Where we don’t need perfect order, we can use the simplest form of queue and expect that generally later events happen after earlier ones… generally.
However, the exactly once delivery is still hard to get right. With SQS we have at least once delivery, with a side order of probably once.
So we have to decide what to do about potential duplicates:
- Not care – allow an event/action to happen a couple of times over every so often
- Idempotence – ensure that the second time an action happens, it just reinforces the first – this is fine when the action is some sort of data storing command
- Explicit down-stream deduplication techniques – maybe looking at a message origin ID (a guid in the message) and deduping according to that ID to avoid repeating an action
One thing that can exacerbate duplication is the retrying of apparently failed message processing. We really cannot lose a message while processing, which means we need to ensure it is really processed. This can be achieved with two levels of retries:
- Retry a failed operation as it’s happening – using frameworks like Spring Retry or Resilience4j
- Ensure a message that wasn’t successfully processed isn’t deleted from the queue so it retries when it becomes visible again
In some ways, having a retry mechanism built in to queues is another advantage of using them.
For efficiency we may prefer to read from the queue in batches.
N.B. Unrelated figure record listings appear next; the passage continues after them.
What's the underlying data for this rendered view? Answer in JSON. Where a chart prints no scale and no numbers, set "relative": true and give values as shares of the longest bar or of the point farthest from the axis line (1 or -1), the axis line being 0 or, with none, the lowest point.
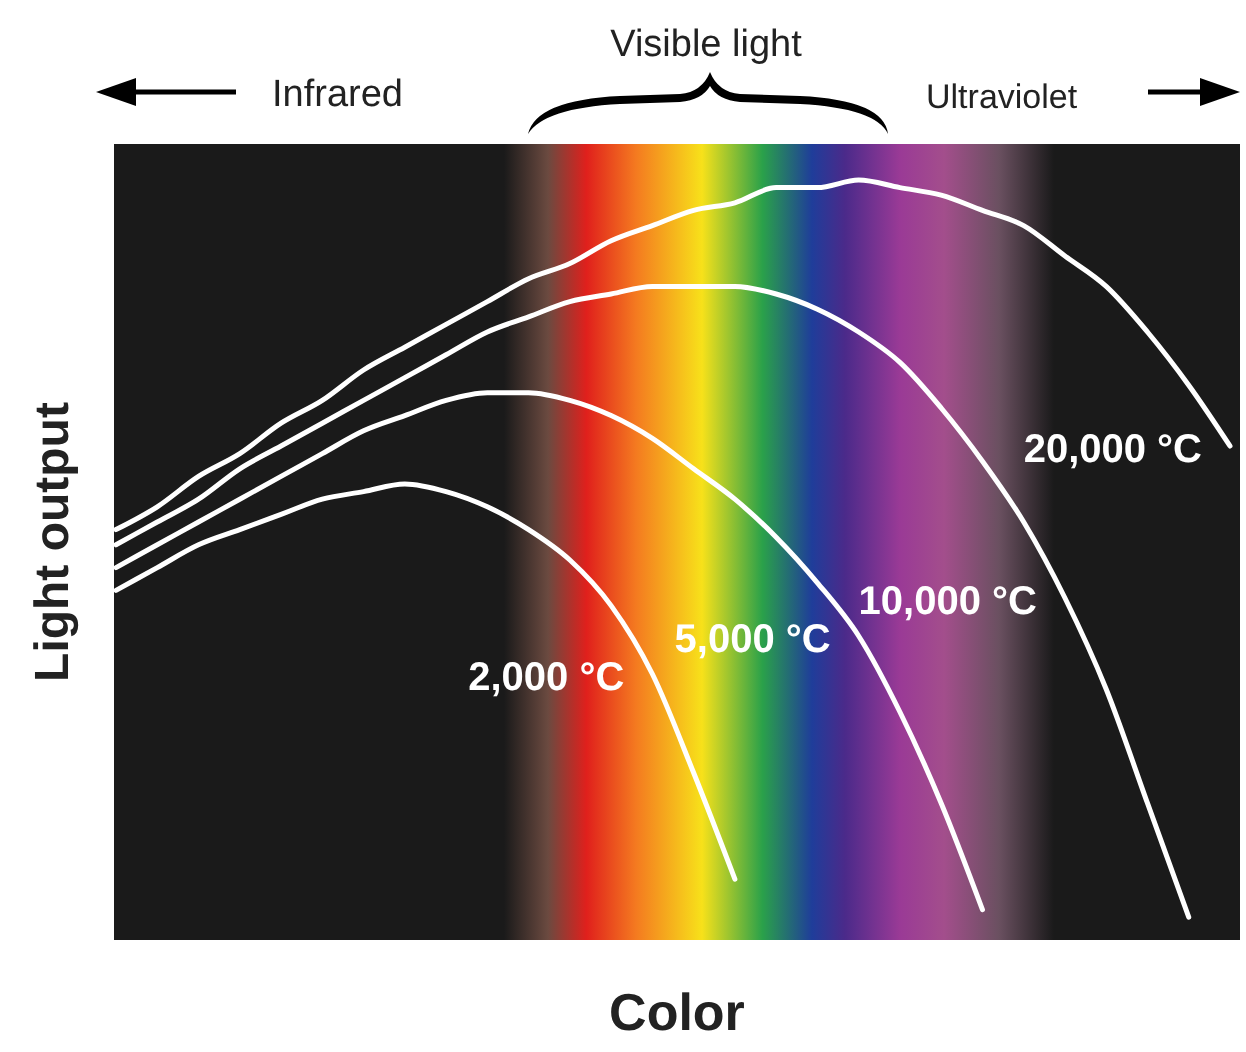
{
  "chart_data": {
    "type": "line",
    "relative": true,
    "xlabel": "Color",
    "ylabel": "Light output",
    "annotations": [
      "Infrared",
      "Visible light",
      "Ultraviolet"
    ],
    "categories": [
      null,
      null,
      null,
      null,
      null,
      null,
      null,
      null,
      null,
      null,
      null,
      null,
      null,
      null,
      null,
      null,
      null,
      null,
      null,
      null,
      null,
      null,
      null,
      null,
      null,
      null,
      null,
      null
    ],
    "series": [
      {
        "name": "20,000 °C",
        "color": "#ffffff",
        "values": [
          0.54,
          0.57,
          0.61,
          0.64,
          0.68,
          0.71,
          0.75,
          0.78,
          0.81,
          0.84,
          0.87,
          0.89,
          0.92,
          0.94,
          0.96,
          0.97,
          0.99,
          0.99,
          1,
          0.99,
          0.98,
          0.96,
          0.94,
          0.9,
          0.86,
          0.8,
          0.73,
          0.65
        ]
      },
      {
        "name": "10,000 °C",
        "color": "#ffffff",
        "values": [
          0.52,
          0.55,
          0.58,
          0.62,
          0.65,
          0.68,
          0.71,
          0.74,
          0.77,
          0.8,
          0.82,
          0.84,
          0.85,
          0.86,
          0.86,
          0.86,
          0.85,
          0.83,
          0.8,
          0.76,
          0.7,
          0.63,
          0.55,
          0.45,
          0.33,
          0.18,
          0.03,
          null
        ]
      },
      {
        "name": "5,000 °C",
        "color": "#ffffff",
        "values": [
          0.49,
          0.52,
          0.55,
          0.58,
          0.61,
          0.64,
          0.67,
          0.69,
          0.71,
          0.72,
          0.72,
          0.71,
          0.69,
          0.66,
          0.62,
          0.58,
          0.53,
          0.47,
          0.4,
          0.3,
          0.18,
          0.04,
          null,
          null,
          null,
          null,
          null,
          null
        ]
      },
      {
        "name": "2,000 °C",
        "color": "#ffffff",
        "values": [
          0.46,
          0.49,
          0.52,
          0.54,
          0.56,
          0.58,
          0.59,
          0.6,
          0.59,
          0.57,
          0.54,
          0.5,
          0.44,
          0.35,
          0.22,
          0.08,
          null,
          null,
          null,
          null,
          null,
          null,
          null,
          null,
          null,
          null,
          null,
          null
        ]
      }
    ]
  }
}
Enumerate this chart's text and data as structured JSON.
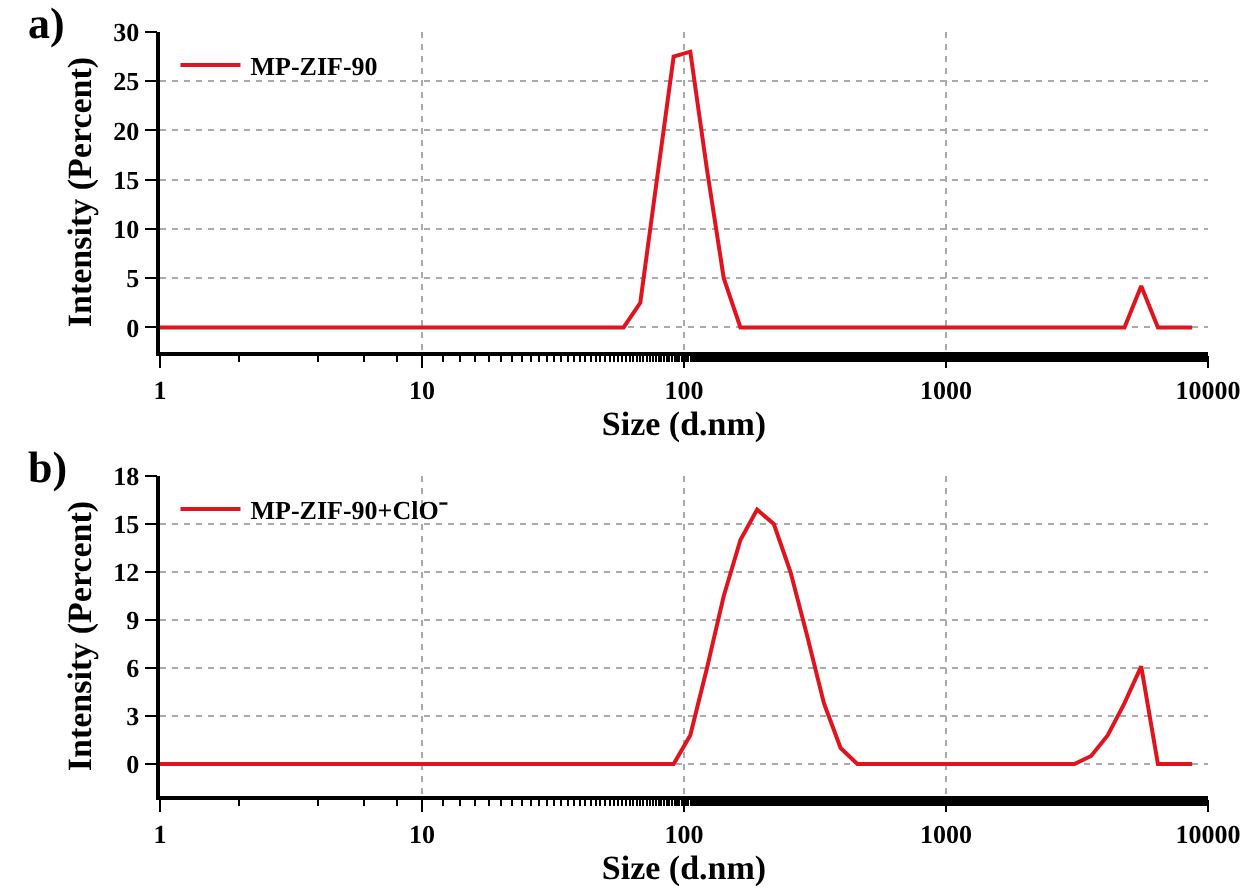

We may also prefer to write in batches. This comes with some potential down sides.
When writing in batches, there’s a risk of unflushed messages sitting in the batch waiting to be sent, and then failing to be sent long after the producer of the message has moved on to something else. We may prefer to design this out, but this can add complexity to our systems.
When processing a whole batch of messages, there’s a risk that the failure of some messages in the batch can affect the other messages, potentially causing excessive retries, or false-positive failures. This is exacerbated if there’s a “poison pill” message.
When processing in batches, we may need to be more brutal with certain sorts of error.
In three previous projects, I’ve either created, discovered or co-created the following error handling classification:
- Transient error – the error happened this time, but there’s no guarantee that this message will fail next time
- Fatal error – under no circumstances could this message ever be processed
If we have that classification, then we can bin messages that are simply impossible. This can be good for the whole batch they live in, and it can also avoid queues getting stuck owing to broken messages.
However, one then must ask – where do messages go when they die?
Dead letter queue and replay
When a message goes wrong, it can either explicitly or automatically be sent to a dead letter queue. What then?
There’s an argument for explicitly sending messages to the dead letter queue, tagged with the error that their reason for either failing “fatally” or for failing through too many retries. In this latter case, we’d allow automatic replay of the message by SQS up to nearly the maximum number of attempts, but then recognise that we’re about to process the last failure of the message and explicitly move it to the dead letter queue, tagged with error metadata, instead of letting SQS do it implicitly.
In the case of manually moving a fatal message to the dead letter queue, we can tag it with the reason.
However, once the message is in the dead letter queue, what do we do with it? We can have alarms showing that this has happened, but where does the message go next?
One option is to build a queue copier.
The queue copier is essentially a replay tool that can take the dead letter messages and reattempt them on the original queue.
Alternatively, we might download from all our dead letter queues and drop the messages into somewhere longterm, like S3. Perhaps we’d also build a mechanism to retransmit the messages to the original queue again.
The problem with a system built around guaranteed delivery is that you start feeling very guilty when some messages just refuse to be processed!